しかし、中国は、日本政府やIAEAの科学的根拠に基づいた説明には耳も貸さず、自国の原発から東シナ海に“日本よりはるかに多くのトリチウム”を放出している事実は完全に無視している。

 もはや科学的議論の余地はなくなっている。

 今回の水産物の禁輸措置は、“害虫の混入”を言いがかりにした台湾産パイナップルや水産物の輸入禁止や、尖閣問題を巡る日本へのレアアース輸出制限など、中国がこれまでに行ってきた「エコノミック・ステイトクラフト」の一例といえる。

 中国としては、不動産不況や失業率悪化などによる人民の不満のガス抜きを目的としているほか、処理水を政治問題化させ、新たな外交カードとしたいのは明白だ。

 現に、中国共産党機関紙・人民日報系の環球時報は処理水放出について「国際社会はこの問題で無期限に日本の責任を追及する」と題する社説を掲載。中国政府として、約30年続くと想定される処理水放出を“長期的に日本をたたく材料”としたいとの思惑がうかがえる。

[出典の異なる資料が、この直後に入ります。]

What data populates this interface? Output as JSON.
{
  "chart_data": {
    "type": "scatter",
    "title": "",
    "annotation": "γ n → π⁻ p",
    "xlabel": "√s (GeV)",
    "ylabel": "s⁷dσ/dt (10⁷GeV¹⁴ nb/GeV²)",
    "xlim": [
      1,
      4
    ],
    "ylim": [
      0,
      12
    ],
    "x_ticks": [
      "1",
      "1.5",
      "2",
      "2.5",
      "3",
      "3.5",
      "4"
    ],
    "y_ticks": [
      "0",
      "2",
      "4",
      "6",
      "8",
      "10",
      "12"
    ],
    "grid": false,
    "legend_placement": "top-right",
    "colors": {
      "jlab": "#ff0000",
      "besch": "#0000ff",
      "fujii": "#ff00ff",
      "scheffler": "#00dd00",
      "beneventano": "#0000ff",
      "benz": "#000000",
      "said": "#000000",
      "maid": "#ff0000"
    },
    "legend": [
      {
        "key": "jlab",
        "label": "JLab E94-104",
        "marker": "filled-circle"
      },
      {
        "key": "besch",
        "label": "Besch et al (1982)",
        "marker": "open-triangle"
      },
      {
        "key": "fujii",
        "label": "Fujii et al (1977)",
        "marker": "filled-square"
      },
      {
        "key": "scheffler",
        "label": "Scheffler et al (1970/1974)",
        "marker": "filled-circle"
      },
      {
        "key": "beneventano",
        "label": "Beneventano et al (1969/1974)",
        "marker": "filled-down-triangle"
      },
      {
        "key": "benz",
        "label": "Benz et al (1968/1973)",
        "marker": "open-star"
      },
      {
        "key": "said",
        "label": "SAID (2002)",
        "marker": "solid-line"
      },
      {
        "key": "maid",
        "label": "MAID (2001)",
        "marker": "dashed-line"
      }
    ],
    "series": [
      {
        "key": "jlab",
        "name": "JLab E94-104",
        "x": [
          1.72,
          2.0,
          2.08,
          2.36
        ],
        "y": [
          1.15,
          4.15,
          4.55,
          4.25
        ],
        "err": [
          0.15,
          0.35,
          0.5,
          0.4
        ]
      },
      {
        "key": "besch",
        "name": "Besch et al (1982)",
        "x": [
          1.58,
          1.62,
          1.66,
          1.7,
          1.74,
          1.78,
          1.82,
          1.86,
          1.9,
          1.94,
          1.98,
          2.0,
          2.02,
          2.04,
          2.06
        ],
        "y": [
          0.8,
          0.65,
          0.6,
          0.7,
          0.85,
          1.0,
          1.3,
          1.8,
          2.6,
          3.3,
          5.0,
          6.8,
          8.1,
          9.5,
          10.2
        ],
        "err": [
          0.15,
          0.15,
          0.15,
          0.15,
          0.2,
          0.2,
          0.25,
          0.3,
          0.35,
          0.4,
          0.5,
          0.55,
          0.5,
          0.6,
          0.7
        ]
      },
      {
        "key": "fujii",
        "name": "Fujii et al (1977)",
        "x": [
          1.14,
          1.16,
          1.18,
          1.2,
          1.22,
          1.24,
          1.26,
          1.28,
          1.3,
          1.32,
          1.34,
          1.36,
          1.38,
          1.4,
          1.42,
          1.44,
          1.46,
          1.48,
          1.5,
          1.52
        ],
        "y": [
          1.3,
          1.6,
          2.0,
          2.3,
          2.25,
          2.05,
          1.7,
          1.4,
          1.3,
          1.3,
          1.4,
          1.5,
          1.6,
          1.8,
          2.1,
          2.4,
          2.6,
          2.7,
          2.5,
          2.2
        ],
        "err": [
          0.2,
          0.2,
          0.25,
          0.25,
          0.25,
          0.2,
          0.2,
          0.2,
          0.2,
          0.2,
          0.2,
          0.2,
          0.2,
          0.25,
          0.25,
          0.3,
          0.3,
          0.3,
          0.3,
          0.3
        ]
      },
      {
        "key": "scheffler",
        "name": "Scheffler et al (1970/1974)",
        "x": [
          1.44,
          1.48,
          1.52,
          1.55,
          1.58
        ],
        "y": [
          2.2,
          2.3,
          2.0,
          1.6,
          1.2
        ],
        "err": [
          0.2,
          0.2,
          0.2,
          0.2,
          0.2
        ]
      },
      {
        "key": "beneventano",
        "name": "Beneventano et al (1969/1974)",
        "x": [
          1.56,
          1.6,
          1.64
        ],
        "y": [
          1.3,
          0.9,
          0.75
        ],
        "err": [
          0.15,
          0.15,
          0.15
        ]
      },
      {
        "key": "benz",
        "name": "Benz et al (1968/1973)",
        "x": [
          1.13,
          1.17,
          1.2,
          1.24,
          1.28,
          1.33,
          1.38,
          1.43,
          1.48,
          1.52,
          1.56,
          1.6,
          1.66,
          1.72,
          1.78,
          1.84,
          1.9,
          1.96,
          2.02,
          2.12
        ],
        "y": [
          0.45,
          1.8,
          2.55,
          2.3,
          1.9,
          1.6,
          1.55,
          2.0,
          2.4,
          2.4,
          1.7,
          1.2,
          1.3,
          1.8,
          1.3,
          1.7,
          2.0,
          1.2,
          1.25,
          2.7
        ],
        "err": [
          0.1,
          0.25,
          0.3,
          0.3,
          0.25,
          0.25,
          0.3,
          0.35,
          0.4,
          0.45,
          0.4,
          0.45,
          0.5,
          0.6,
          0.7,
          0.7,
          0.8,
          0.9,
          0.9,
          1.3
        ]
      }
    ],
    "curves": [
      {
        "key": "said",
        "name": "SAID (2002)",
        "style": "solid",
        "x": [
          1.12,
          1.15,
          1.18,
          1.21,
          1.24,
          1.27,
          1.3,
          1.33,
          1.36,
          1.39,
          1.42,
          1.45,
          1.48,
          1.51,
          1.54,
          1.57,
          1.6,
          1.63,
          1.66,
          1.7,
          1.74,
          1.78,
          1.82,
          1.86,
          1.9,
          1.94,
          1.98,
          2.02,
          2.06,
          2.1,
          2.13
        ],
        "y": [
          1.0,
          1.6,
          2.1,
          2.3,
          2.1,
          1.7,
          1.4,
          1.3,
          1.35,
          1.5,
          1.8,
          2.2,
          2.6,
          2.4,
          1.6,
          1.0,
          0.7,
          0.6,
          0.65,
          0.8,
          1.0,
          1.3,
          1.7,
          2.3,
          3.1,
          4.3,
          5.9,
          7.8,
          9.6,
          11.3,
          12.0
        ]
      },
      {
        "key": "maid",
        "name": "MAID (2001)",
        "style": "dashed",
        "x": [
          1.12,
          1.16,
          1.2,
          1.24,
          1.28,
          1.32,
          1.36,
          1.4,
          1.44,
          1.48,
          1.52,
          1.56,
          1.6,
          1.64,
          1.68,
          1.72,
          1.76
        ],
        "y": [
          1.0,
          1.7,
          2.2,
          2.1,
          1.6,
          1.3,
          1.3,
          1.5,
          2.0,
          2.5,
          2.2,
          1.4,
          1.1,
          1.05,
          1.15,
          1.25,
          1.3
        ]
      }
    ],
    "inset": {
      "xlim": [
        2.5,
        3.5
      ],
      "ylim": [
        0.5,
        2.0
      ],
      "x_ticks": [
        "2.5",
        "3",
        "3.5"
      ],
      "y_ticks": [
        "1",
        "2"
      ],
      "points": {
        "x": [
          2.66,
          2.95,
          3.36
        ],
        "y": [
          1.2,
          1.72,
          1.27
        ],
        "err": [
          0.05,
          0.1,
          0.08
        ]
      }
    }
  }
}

 中国国内では「科学的に問題ない」などと投稿されたSNSのコメントが削除されるなど情報統制が強化されているほか、偽情報(誤情報も)の発信も行われている。

 X(旧Twitter)ではデマ画像も出回っている。下の画像はもともと、米政府機関NOAA(National Oceanic and Atmospheric Administration)が東日本大震災時の津波の高さを示した図であるが、日本の処理水がどう拡散するかといった誤った説明に置き換えられているのだ。

誤った説明に置き換えられた東日本大震災時の津波の高さを示した図

 中国が半ば“目的”を持ってSNSや国際会合の場で偽情報を発信し、日本国内でも一定の勢力がその動きに加担している様相を見せている。

 このような状況下、韓国政府は処理水放出を安全とするスタンスを見せている。

 だが、韓国に対する北朝鮮のスパイ活動から浮き彫りになっているのが、中国・韓国左派・北朝鮮による処理水放出を巡る思惑の奇妙な一致である。